Max Perutz Labs, Vienna Biocenter, Medical University of Vienna, Vienna, Austria.
Department of Cellular and Molecular Medicine, University of California, San Diego, La Jolla, United States.
Elife. 2022 Aug 18;11:e82041. doi: 10.7554/eLife.82041.

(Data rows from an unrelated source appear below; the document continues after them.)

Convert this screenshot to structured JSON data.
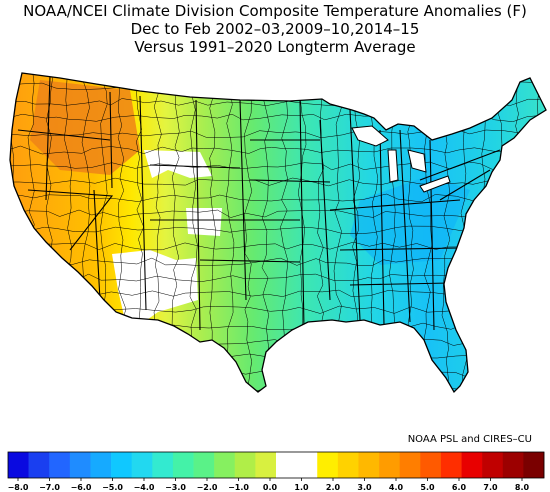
{
  "title": {
    "line1": "NOAA/NCEI Climate Division Composite Temperature Anomalies (F)",
    "line2": "Dec to Feb  2002–03,2009–10,2014–15",
    "line3": "Versus 1991–2020 Longterm Average"
  },
  "credit": "NOAA PSL and CIRES–CU",
  "colorbar": {
    "colors": [
      "#0a0ae0",
      "#1a3ff0",
      "#2266ff",
      "#1f8cff",
      "#16aaff",
      "#10c8ff",
      "#22d8f0",
      "#33ead0",
      "#44f2a8",
      "#5af288",
      "#86f060",
      "#b0ee48",
      "#d8f040",
      "#ffffff",
      "#ffffff",
      "#ffee00",
      "#ffd200",
      "#ffb800",
      "#ff9c00",
      "#ff7e00",
      "#ff5a00",
      "#ff2e00",
      "#e80000",
      "#c00000",
      "#9c0000",
      "#7a0000"
    ],
    "labels": [
      "−8.0",
      "−7.0",
      "−6.0",
      "−5.0",
      "−4.0",
      "−3.0",
      "−2.0",
      "−1.0",
      "0.0",
      "1.0",
      "2.0",
      "3.0",
      "4.0",
      "5.0",
      "6.0",
      "7.0",
      "8.0"
    ]
  }
}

Exocytosis is an active vesicle trafficking process by which eukaryotes secrete materials to the extracellular environment and insert membrane proteins into the plasma membrane. The final step of exocytosis in yeast involves the assembly of two t-SNAREs, Sso1/2 and Sec9, with the v-SNARE, Snc1/2, on secretory vesicles. The rate-limiting step in this process is the formation of a binary complex of the two t-SNAREs. Despite a previous report of acceleration of binary complex assembly by Sec3, it remains unknown how Sso2 is efficiently recruited to the vesicle-docking site marked by Sec3. Here, we report a crystal structure of the pleckstrin homology (PH) domain of Sec3 in complex with a nearly full-length version of Sso2 lacking only its C-terminal transmembrane helix. The structure shows a previously uncharacterized binding site for Sec3 at the N-terminus of Sso2, consisting of two highly conserved triple residue motifs (NPY: Asn-Pro-Tyr). We further reveal that the two NPY motifs bind Sec3 synergistically, which together with the previously reported binding interface constitute dual-site interactions between Sso2 and Sec3 to drive the fusion of secretory vesicles at target sites on the plasma membrane.
胞吐作用是真核生物将物质分泌到细胞外环境并将膜蛋白插入质膜的一种主动囊泡运输过程。在酵母中,胞吐作用的最后一步涉及到两个 t-SNARE,Sso1/2 和 Sec9,与囊泡上的 v-SNARE,Snc1/2 的组装。这个过程的限速步骤是两个 t-SNARE 形成二元复合物。尽管之前有报道称 Sec3 可以加速二元复合物的组装,但 Sso2 如何有效地被招募到由 Sec3 标记的囊泡停泊位点仍然未知。在这里,我们报告了 Sec3 的pleckstrin 同源(PH)结构域与缺少其 C 末端跨膜螺旋的全长 Sso2 的复合物的晶体结构。该结构显示了 Sec3 在 Sso2 的 N 末端的一个以前未被描述的结合位点,由两个高度保守的三氨基酸基序(NPY:天冬酰胺-脯氨酸-酪氨酸)组成。我们进一步揭示了两个 NPY 基序协同结合 Sec3,这与之前报道的结合界面一起构成了 Sso2 和 Sec3 之间的双位点相互作用,以驱动分泌囊泡在质膜上目标位点的融合。